Small loans can make a big impact on those living in poverty, Tracey Pettengill Turner says. Jean talks with Tracey, a social entrepreneur and the founder of MicroPlace, about how her company is working to help end global poverty by connecting small investors with people in developing countries who need small-business loans.
Tracey says MicroPlace helps the working poor in developing countries get small loans in amounts that are usually less than $200. With the help of local organizations called microfinance institutions, 100 percent of the loan money goes into the hands of these individuals—perhaps a basket weaver in Kenya, a seamstress in India or a farmer in Honduras—who then use the loan to enhance or grow their small business.
The loans are repaid with interest, which is used to cover MicroPlace's small fees and pay back the investor.
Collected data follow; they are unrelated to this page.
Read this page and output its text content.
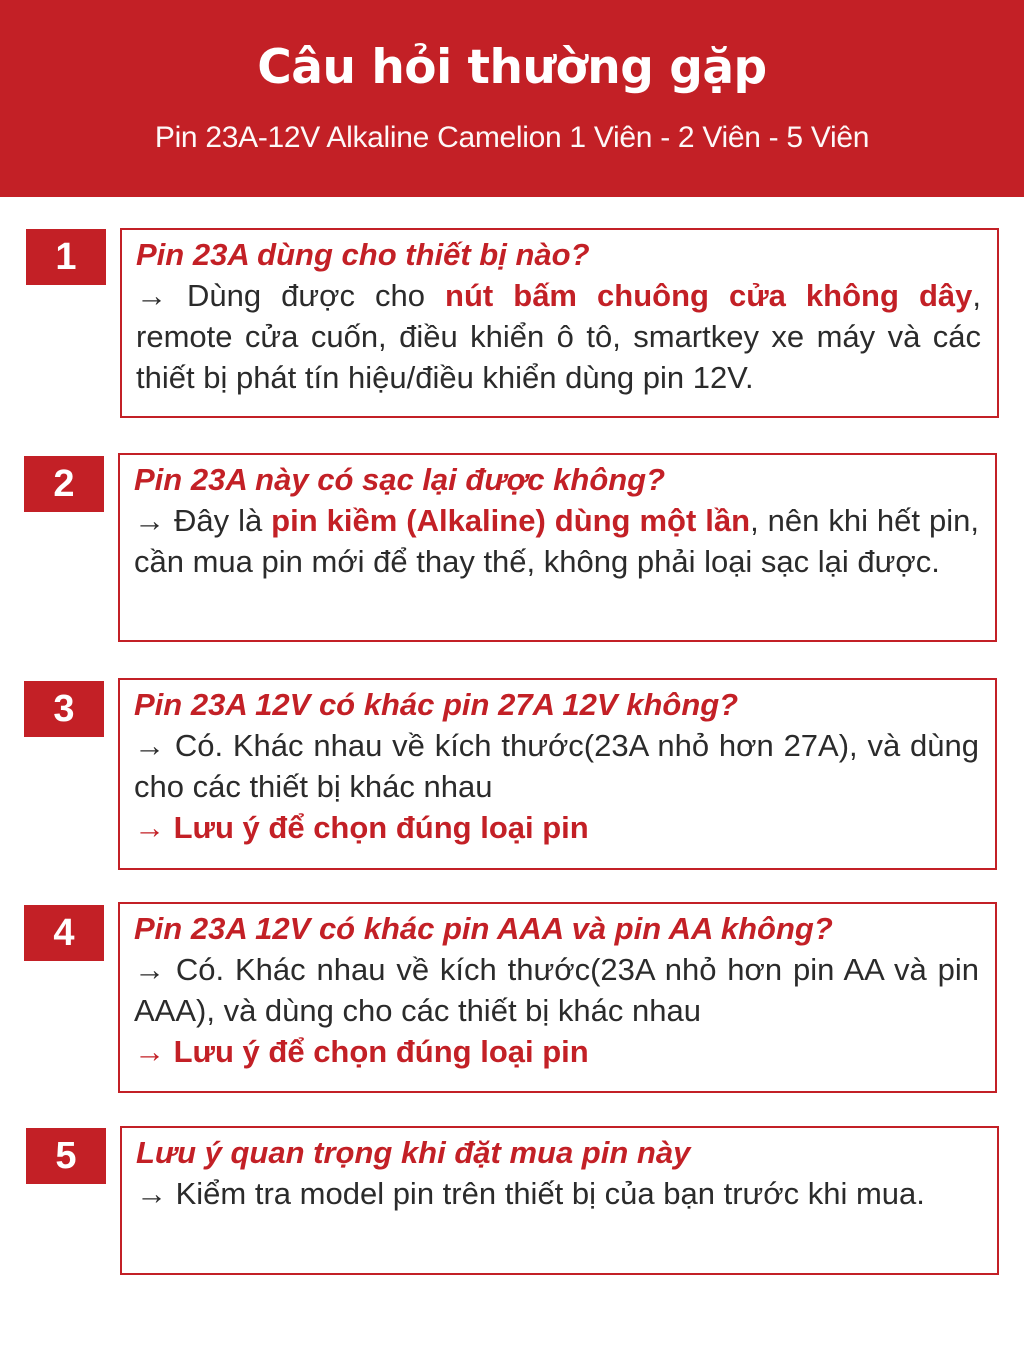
Câu hỏi thường gặp
Pin 23A-12V Alkaline Camelion 1 Viên - 2 Viên - 5 Viên
1	Pin 23A dùng cho thiết bị nào?
→ Dùng được cho nút bấm chuông cửa không dây, remote cửa cuốn, điều khiển ô tô, smartkey xe máy và các thiết bị phát tín hiệu/điều khiển dùng pin 12V.
2	Pin 23A này có sạc lại được không?
→ Đây là pin kiềm (Alkaline) dùng một lần, nên khi hết pin, cần mua pin mới để thay thế, không phải loại sạc lại được.
3	Pin 23A 12V có khác pin 27A 12V không?
→ Có. Khác nhau về kích thước(23A nhỏ hơn 27A), và dùng cho các thiết bị khác nhau
→ Lưu ý để chọn đúng loại pin
4	Pin 23A 12V có khác pin AAA và pin AA không?
→ Có. Khác nhau về kích thước(23A nhỏ hơn pin AA và pin AAA), và dùng cho các thiết bị khác nhau
→ Lưu ý để chọn đúng loại pin
5	Lưu ý quan trọng khi đặt mua pin này
→ Kiểm tra model pin trên thiết bị của bạn trước khi mua.
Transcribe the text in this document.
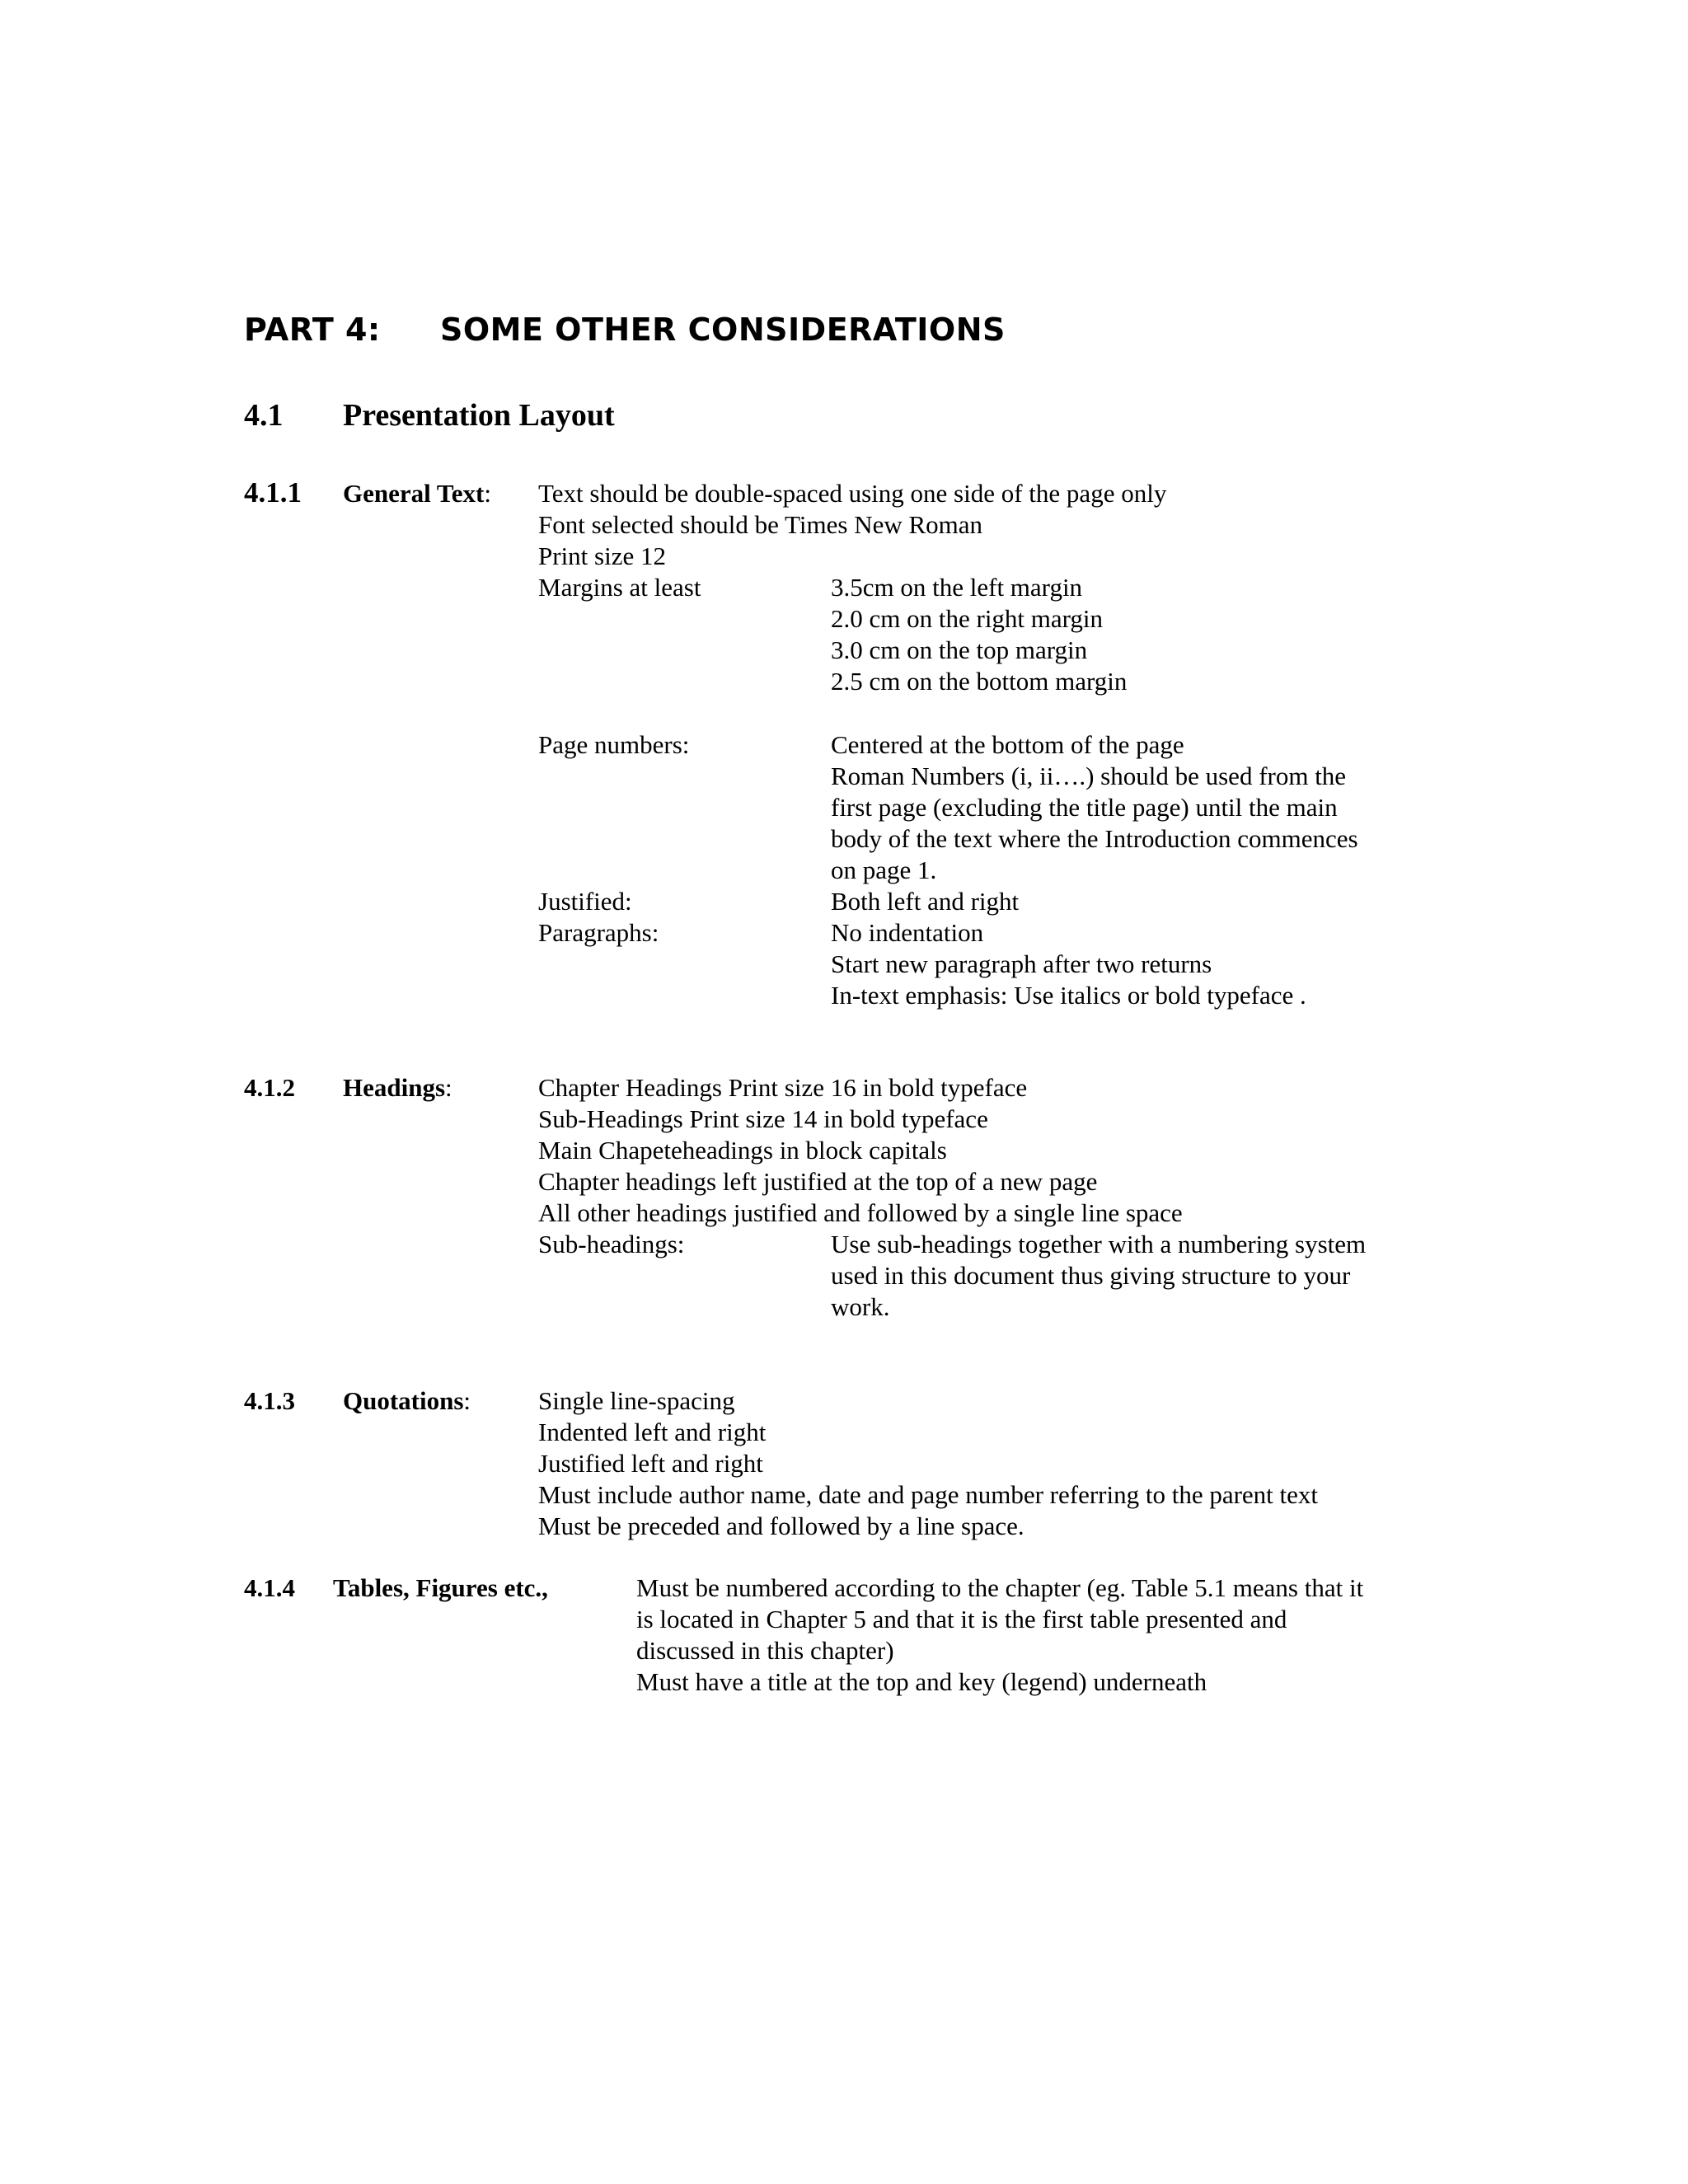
PART 4: SOME OTHER CONSIDERATIONS
4.1 Presentation Layout
4.1.1 General Text: Text should be double-spaced using one side of the page only
Font selected should be Times New Roman
Print size 12
Margins at least	3.5cm on the left margin
2.0 cm on the right margin
3.0 cm on the top margin
2.5 cm on the bottom margin
Page numbers:	Centered at the bottom of the page
Roman Numbers (i, ii….) should be used from the
first page (excluding the title page) until the main
body of the text where the Introduction commences
on page 1.
Justified:	Both left and right
Paragraphs:	No indentation
Start new paragraph after two returns
In-text emphasis: Use italics or bold typeface .
4.1.2 Headings:	Chapter Headings Print size 16 in bold typeface
Sub-Headings Print size 14 in bold typeface
Main Chapeteheadings in block capitals
Chapter headings left justified at the top of a new page
All other headings justified and followed by a single line space
Sub-headings:	Use sub-headings together with a numbering system
used in this document thus giving structure to your
work.
4.1.3 Quotations:	Single line-spacing
Indented left and right
Justified left and right
Must include author name, date and page number referring to the parent text
Must be preceded and followed by a line space.
4.1.4 Tables, Figures etc.,	Must be numbered according to the chapter (eg. Table 5.1 means that it
is located in Chapter 5 and that it is the first table presented and
discussed in this chapter)
Must have a title at the top and key (legend) underneath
Currently, there have been no defaults on any of the loans, Tracey says, as each microborrower is researched extensively and maintains a close relationship with their loan officer. While current returns are averaging a modest three percent, Tracey says she expects higher returns as the company and the microlending industry grow. "You can feel pretty good that you're making a wise investment," she says.
The more important incentive for investors is the knowledge that they are becoming part of a sustainable, profitable way to end global poverty, Tracey says. "You're empowering yourself because you're investing, and then you can get your money back with a return, and you're empowering the working poor and enabling them to lift themselves from poverty," she says.